The Australian oyster industry is worth $89 million and is the 4th largest aquaculture sector in the country. Of the ~8,500 tons of pacific oysters produced annually, 20-30% are spawnless triploids. With such a large and expanding share of the market it is critical for hatcheries to develop a better understanding of sustainable breeding principles in polyploid oysters. Inbreeding and ways to improve genetics are among a vast array of unknown areas in polyploid oysters. Addressing these issues will provide long term security for the supply of triploid oyster seed to growers around Australia and in the longer term increase profitability via increased production opportunity, growth rate and product quality. As such the project is relevant to the objective of Program 1 - Breeding for Profit.

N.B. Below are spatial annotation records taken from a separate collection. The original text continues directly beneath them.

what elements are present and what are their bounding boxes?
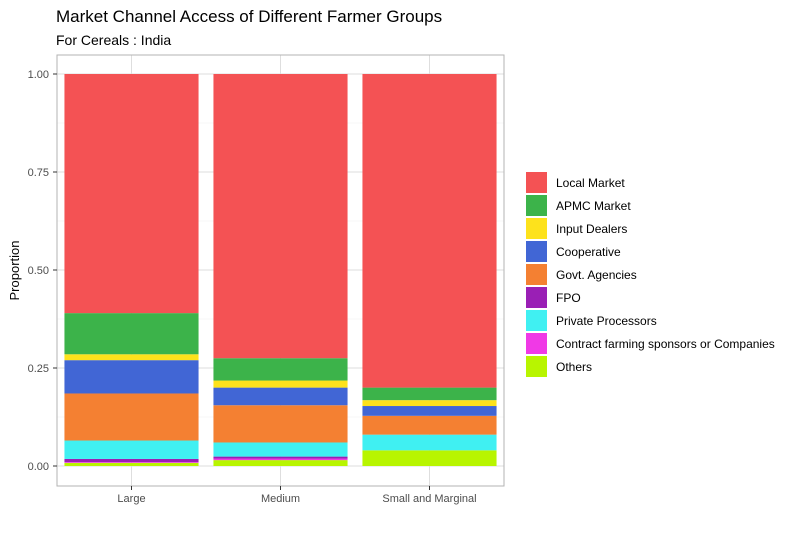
bar-segment-others <box>213 460 348 466</box>
bar-segment-contract-farming-sponsors-or-companies <box>213 458 348 461</box>
bar-segment-others <box>64 462 199 466</box>
y-tick-label: 0.50 <box>28 265 49 277</box>
legend-label-private-processors: Private Processors <box>556 314 657 328</box>
y-tick-label: 0.75 <box>28 167 49 179</box>
legend-label-input-dealers: Input Dealers <box>556 222 627 236</box>
x-tick-label: Large <box>117 493 145 505</box>
bar-segment-contract-farming-sponsors-or-companies <box>64 462 199 463</box>
legend-key-local-market <box>526 172 547 193</box>
y-tick-label: 0.00 <box>28 461 49 473</box>
bar-segment-govt-agencies <box>362 415 497 435</box>
bar-segment-local-market <box>213 74 348 359</box>
legend-key-input-dealers <box>526 218 547 239</box>
bar-segment-cooperative <box>213 387 348 406</box>
chart-title: Market Channel Access of Different Farme… <box>56 7 442 26</box>
y-tick-label: 1.00 <box>28 69 49 81</box>
legend-label-apmc-market: APMC Market <box>556 199 631 213</box>
x-tick-label: Medium <box>261 493 300 505</box>
bar-segment-fpo <box>213 456 348 459</box>
bar-segment-govt-agencies <box>64 393 199 441</box>
bar-segment-cooperative <box>64 360 199 394</box>
bar-segment-input-dealers <box>362 400 497 407</box>
legend-label-fpo: FPO <box>556 291 581 305</box>
legend-key-apmc-market <box>526 195 547 216</box>
legend: Local Market APMC Market Input Dealers Coop… <box>526 172 775 377</box>
bar-segment-private-processors <box>213 442 348 457</box>
chart-subtitle: For Cereals : India <box>56 32 171 48</box>
legend-label-others: Others <box>556 360 592 374</box>
bar-segment-local-market <box>362 74 497 388</box>
legend-key-contract-farming-sponsors-or-companies <box>526 333 547 354</box>
bar-segment-cooperative <box>362 406 497 416</box>
legend-label-contract-farming-sponsors-or-companies: Contract farming sponsors or Companies <box>556 337 775 351</box>
legend-key-cooperative <box>526 241 547 262</box>
y-axis: 0.00 0.25 0.50 0.75 1.00 <box>28 69 57 473</box>
bar-segment-fpo <box>64 458 199 463</box>
bar-segment-govt-agencies <box>213 405 348 443</box>
y-tick-label: 0.25 <box>28 363 49 375</box>
bar-segment-apmc-market <box>362 387 497 401</box>
legend-label-govt-agencies: Govt. Agencies <box>556 268 637 282</box>
bar-segment-apmc-market <box>64 313 199 355</box>
bar-segment-others <box>362 450 497 466</box>
legend-key-private-processors <box>526 310 547 331</box>
legend-label-cooperative: Cooperative <box>556 245 621 259</box>
legend-key-govt-agencies <box>526 264 547 285</box>
bar-segment-private-processors <box>64 440 199 459</box>
bars <box>64 74 497 466</box>
bar-segment-input-dealers <box>64 354 199 361</box>
legend-label-local-market: Local Market <box>556 176 625 190</box>
legend-key-others <box>526 356 547 377</box>
y-axis-label: Proportion <box>7 241 22 301</box>
legend-key-fpo <box>526 287 547 308</box>
bar-segment-local-market <box>64 74 199 314</box>
bar-segment-apmc-market <box>213 358 348 381</box>
bar-segment-private-processors <box>362 434 497 451</box>
bar-segment-input-dealers <box>213 380 348 388</box>
x-axis: Large Medium Small and Marginal <box>117 486 477 505</box>
x-tick-label: Small and Marginal <box>382 493 476 505</box>
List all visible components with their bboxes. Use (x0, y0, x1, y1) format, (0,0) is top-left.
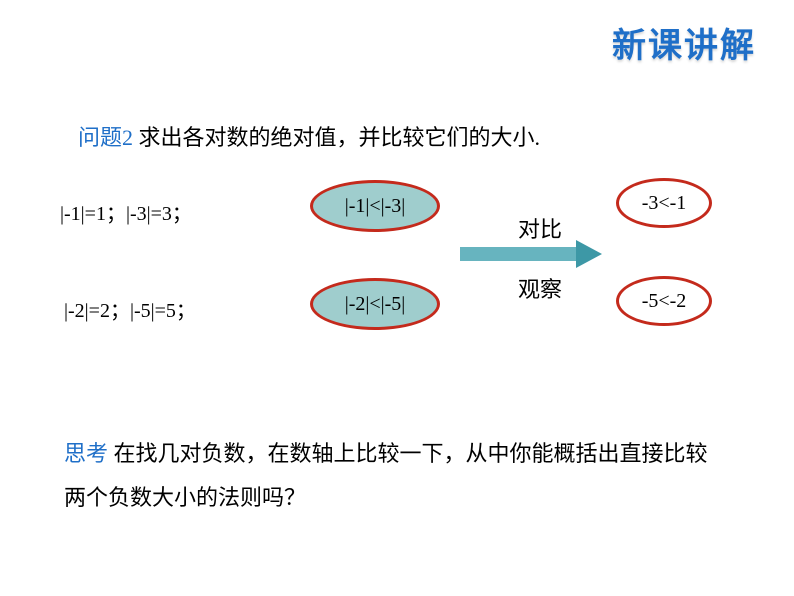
row2-abs-ellipse: |-2|<|-5| (310, 278, 440, 330)
think-text: 在找几对负数，在数轴上比较一下，从中你能概括出直接比较两个负数大小的法则吗？ (64, 441, 708, 510)
row1-left-text: |-1|=1；|-3|=3； (60, 197, 192, 226)
question-text: 求出各对数的绝对值，并比较它们的大小. (133, 125, 540, 150)
page-title: 新课讲解 (612, 18, 756, 67)
row1-result-text: -3<-1 (642, 192, 687, 215)
row2-result-ellipse: -5<-2 (616, 276, 712, 326)
think-label: 思考 (64, 441, 108, 466)
question-label: 问题2 (78, 125, 133, 150)
compare-label-2: 观察 (518, 272, 562, 304)
row1-abs-text: |-1|<|-3| (345, 195, 406, 218)
row1-result-ellipse: -3<-1 (616, 178, 712, 228)
question-row: 问题2 求出各对数的绝对值，并比较它们的大小. (78, 120, 540, 152)
arrow-head (576, 240, 602, 268)
arrow-shaft (460, 247, 576, 261)
row2-result-text: -5<-2 (642, 290, 687, 313)
think-block: 思考 在找几对负数，在数轴上比较一下，从中你能概括出直接比较两个负数大小的法则吗… (64, 432, 724, 520)
row2-abs-text: |-2|<|-5| (345, 293, 406, 316)
arrow-icon (460, 240, 602, 268)
row1-abs-ellipse: |-1|<|-3| (310, 180, 440, 232)
row2-left-text: |-2|=2；|-5|=5； (64, 294, 196, 323)
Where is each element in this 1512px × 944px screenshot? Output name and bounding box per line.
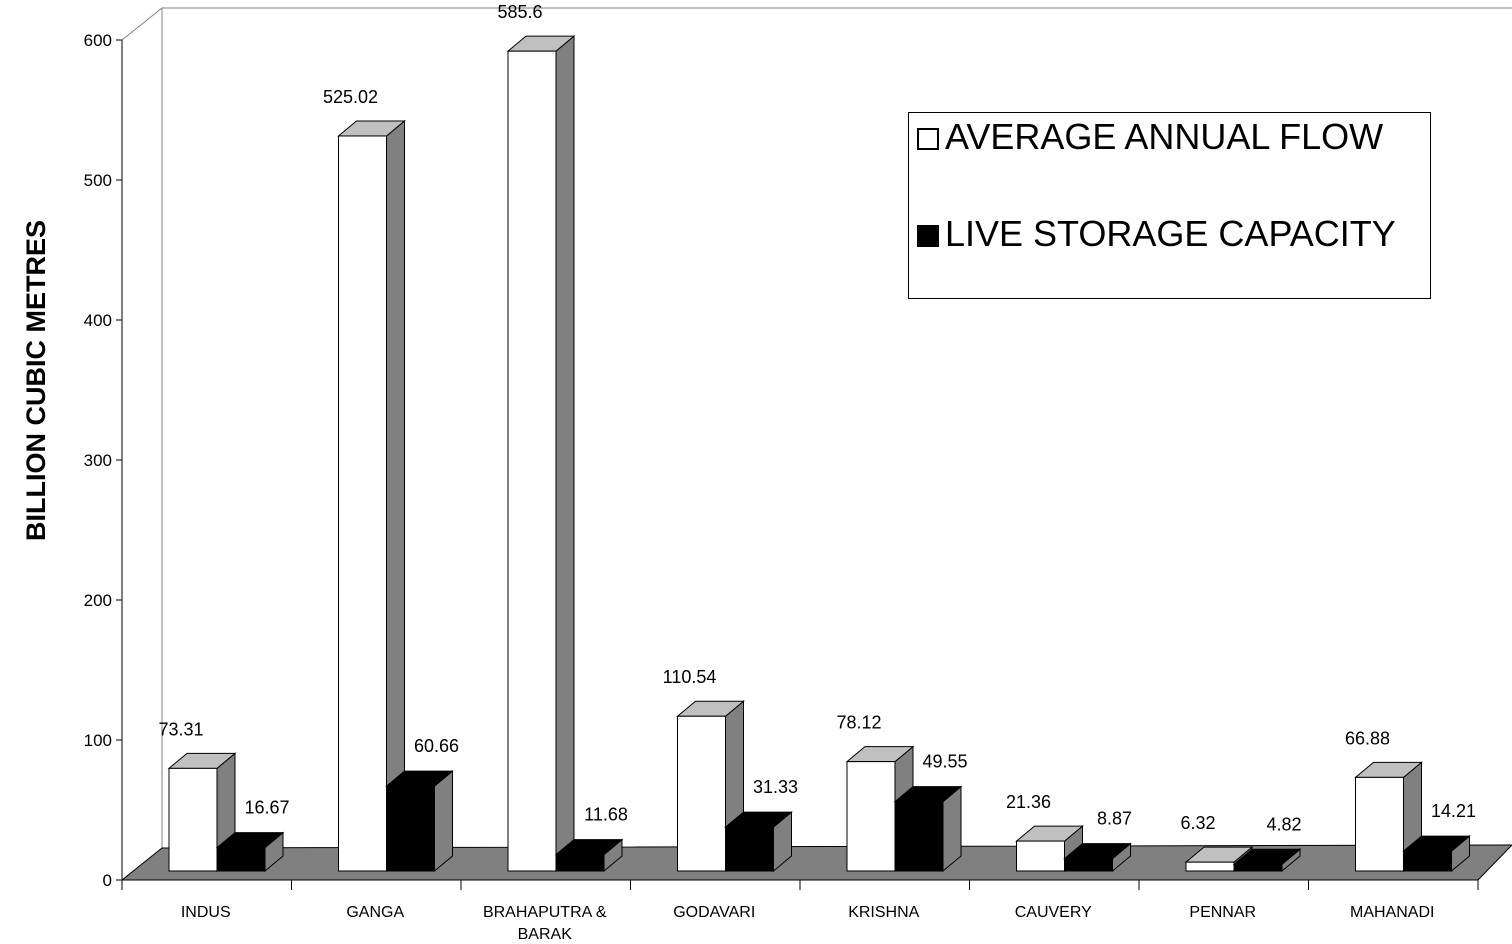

This work will form the basis to develop the first industry based breeding model to maintain a sustainable population of tetraploid oysters. In addition to this, the project will for the first time provide a model for genetic improvement in triploid oysters and this will yield greater productivity for the industry. Currently, genetic improvement in diploid oysters is fast outpacing that of triploid and this gap could be a risk for the industry in the future. While there are several breeding models available for diploid oysters and other aquaculture species, these do not account for the added genetic complexity of tetraploid oysters. This work addresses the knowledge gap between diploid and triploid oysters to effectively manage and improve polyploid oysters.

Final report

ISBN: 978-1-925982-82-4
Author: Penny Alison Miller
Final Report • 2013-06-01 • 1.28 MB


The commercial production of triploid Pacific Oysters (Crassostrea gigas) has grown rapidly in recent years. There is now a push to move away from commonly used mass spawning techniques towards single pair cross selective breeding programs in an effort to improve growth and disease resistance within the triploid product. Before this can be achieved, there is a need to understand some of the fundamental genetics behind polyploid production and to develop molecular tools and techniques that can be used in establishing breeding programs.

This thesis developed and utilised suites of microsatellite markers to determine the baseline diversity of native, naturalised and cultured diploid oysters. It was found that the high diversity within naturalised oysters may provide a genetic reservoir for future breeding programs. The same microsatellite markers were used to determine diversity and pedigree assignment within a mass spawned tetraploid population across two successive generations. The first generation showed a high diversity, which significantly decreased in the second generation produced via mass spawning.

Family selection breeding programs for the production of commercial triploids is the way of the future for the Pacific oyster aquaculture industry. This research provided some of the fundamental information required for the establishment of such a program and developed some of the genetic tools and techniques that will aid in its implementation.